There have been day-to-day business disruptions and revenue losses during the transition phase. And lower thresholds for tax exemption imply that a manufacturer, service provider, or retailer who did not face a tax levy, will now enter the GST network, which could increase their costs.

The fundamental drawback with the tax code is that the onus is placed on the purchaser, who is responsible for filing all documentation on behalf of the supplier, in order to acquire input tax credit. Problems could arise if inconsistencies are found in suppliers’ documentation at later stages, in which case the buyer would end up having to pay for not only his/her share of tax, but also for the supplier’s share – or be forced to pay back the tax reimbursement to the government with interest. 

This problem could be fixed in the long run by market forces, which ensure non-compliant suppliers lose out on customers; and by a government mechanism to allow customers to pinpoint such defaulters, which is expected to take effect in the future.

Finally, the anti-profiteering clause requires that businesses pass on any benefits of the changes to the final consumer. However, because of ambiguity in the framing of this clause, firms might be affected as tax authorities will be given the leeway to make arbitrary judgments about whether a business is engaged in profiteering or not.

 Simultaneously, consumers will be affected because of the lack of transparency in the ruling, giving rise to fears that political connections or corrupt practices will affect these judgments. Again, this ties in to a compromise in the public confidence in GST – a fundamental determinant of the success or failure of the new tax regime.

Course Corrections
The GST Council, empowered to oversee tax rates and regulations, and composed of finance ministers from the states and center, has been meeting monthly to take stock and propose alterations with respect to the implementation of GST. The council has lowered the rates on several items to help distressed industries and eased the burden of compliance in response to problems faced by traders. The deadline for firms to file their forms was also extended, which was welcomed as a huge relief for businesses.

While these are welcome alterations, several issues remain unaddressed. The GST system is expected to span the country by April 2018. It remains unclear how inter-state business interactions will be impacted, and industries have good reason to worry about extant as well as fresh complications. 
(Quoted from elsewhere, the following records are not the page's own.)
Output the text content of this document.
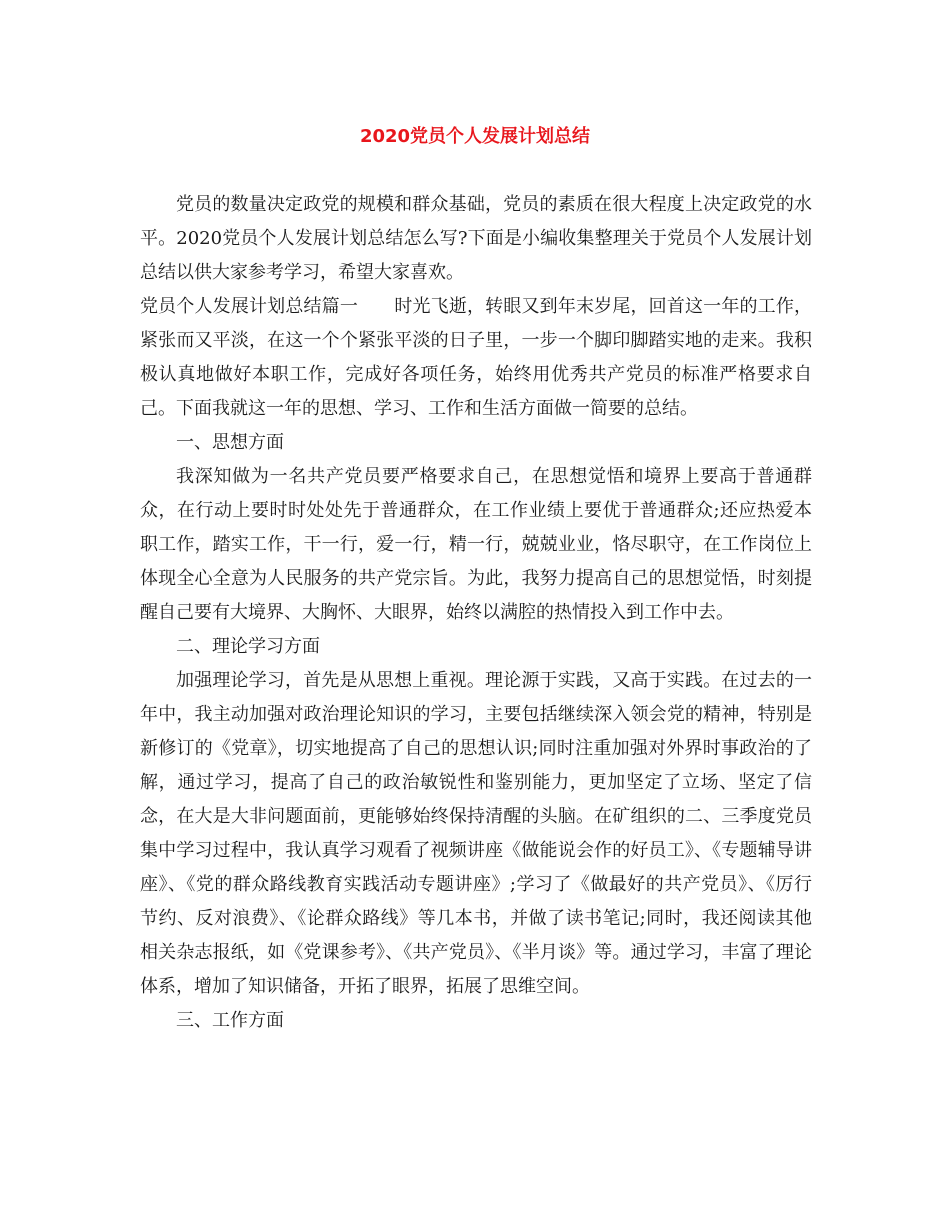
2020党员个人发展计划总结

党员的数量决定政党的规模和群众基础，党员的素质在很大程度上决定政党的水平。2020党员个人发展计划总结怎么写?下面是小编收集整理关于党员个人发展计划总结以供大家参考学习，希望大家喜欢。

党员个人发展计划总结篇一　　时光飞逝，转眼又到年末岁尾，回首这一年的工作，紧张而又平淡，在这一个个紧张平淡的日子里，一步一个脚印脚踏实地的走来。我积极认真地做好本职工作，完成好各项任务，始终用优秀共产党员的标准严格要求自己。下面我就这一年的思想、学习、工作和生活方面做一简要的总结。

一、思想方面

我深知做为一名共产党员要严格要求自己，在思想觉悟和境界上要高于普通群众，在行动上要时时处处先于普通群众，在工作业绩上要优于普通群众;还应热爱本职工作，踏实工作，干一行，爱一行，精一行，兢兢业业，恪尽职守，在工作岗位上体现全心全意为人民服务的共产党宗旨。为此，我努力提高自己的思想觉悟，时刻提醒自己要有大境界、大胸怀、大眼界，始终以满腔的热情投入到工作中去。

二、理论学习方面

加强理论学习，首先是从思想上重视。理论源于实践，又高于实践。在过去的一年中，我主动加强对政治理论知识的学习，主要包括继续深入领会党的精神，特别是新修订的《党章》，切实地提高了自己的思想认识;同时注重加强对外界时事政治的了解，通过学习，提高了自己的政治敏锐性和鉴别能力，更加坚定了立场、坚定了信念，在大是大非问题面前，更能够始终保持清醒的头脑。在矿组织的二、三季度党员集中学习过程中，我认真学习观看了视频讲座《做能说会作的好员工》、《专题辅导讲座》、《党的群众路线教育实践活动专题讲座》;学习了《做最好的共产党员》、《厉行节约、反对浪费》、《论群众路线》等几本书，并做了读书笔记;同时，我还阅读其他相关杂志报纸，如《党课参考》、《共产党员》、《半月谈》等。通过学习，丰富了理论体系，增加了知识储备，开拓了眼界，拓展了思维空间。

三、工作方面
But amidst the flurry of documentation requirements, IT adjustments, and anti-profiteering provisions, it would bode best for the government to work to bring more clarity to the remaining grey areas and instill a stronger sense of confidence, for both producers and consumers, in the theoretically promising policy endeavor. Most strikingly, the issues surrounding GSTN and auditing the complex IT infrastructure remain a fundamental barrier to all-important public confidence.

If implemented correctly, the outcomes from the reform will reflect its much-needed economic rationale. Eliminating double taxation and multiple tax hassles, increasing efficiency, assimilating the informal sector, lowering transaction costs and product prices, and intra- and inter-state movement of goods and services could be overwhelmingly positive boosts for Indian markets.

 Perhaps with a committee to oversee complaints, a more comprehensive auditing system, more specific delineation of what is “anti-profiteering,” and more widespread educational efforts, much-needed corporate and public confidence in GST could be instilled.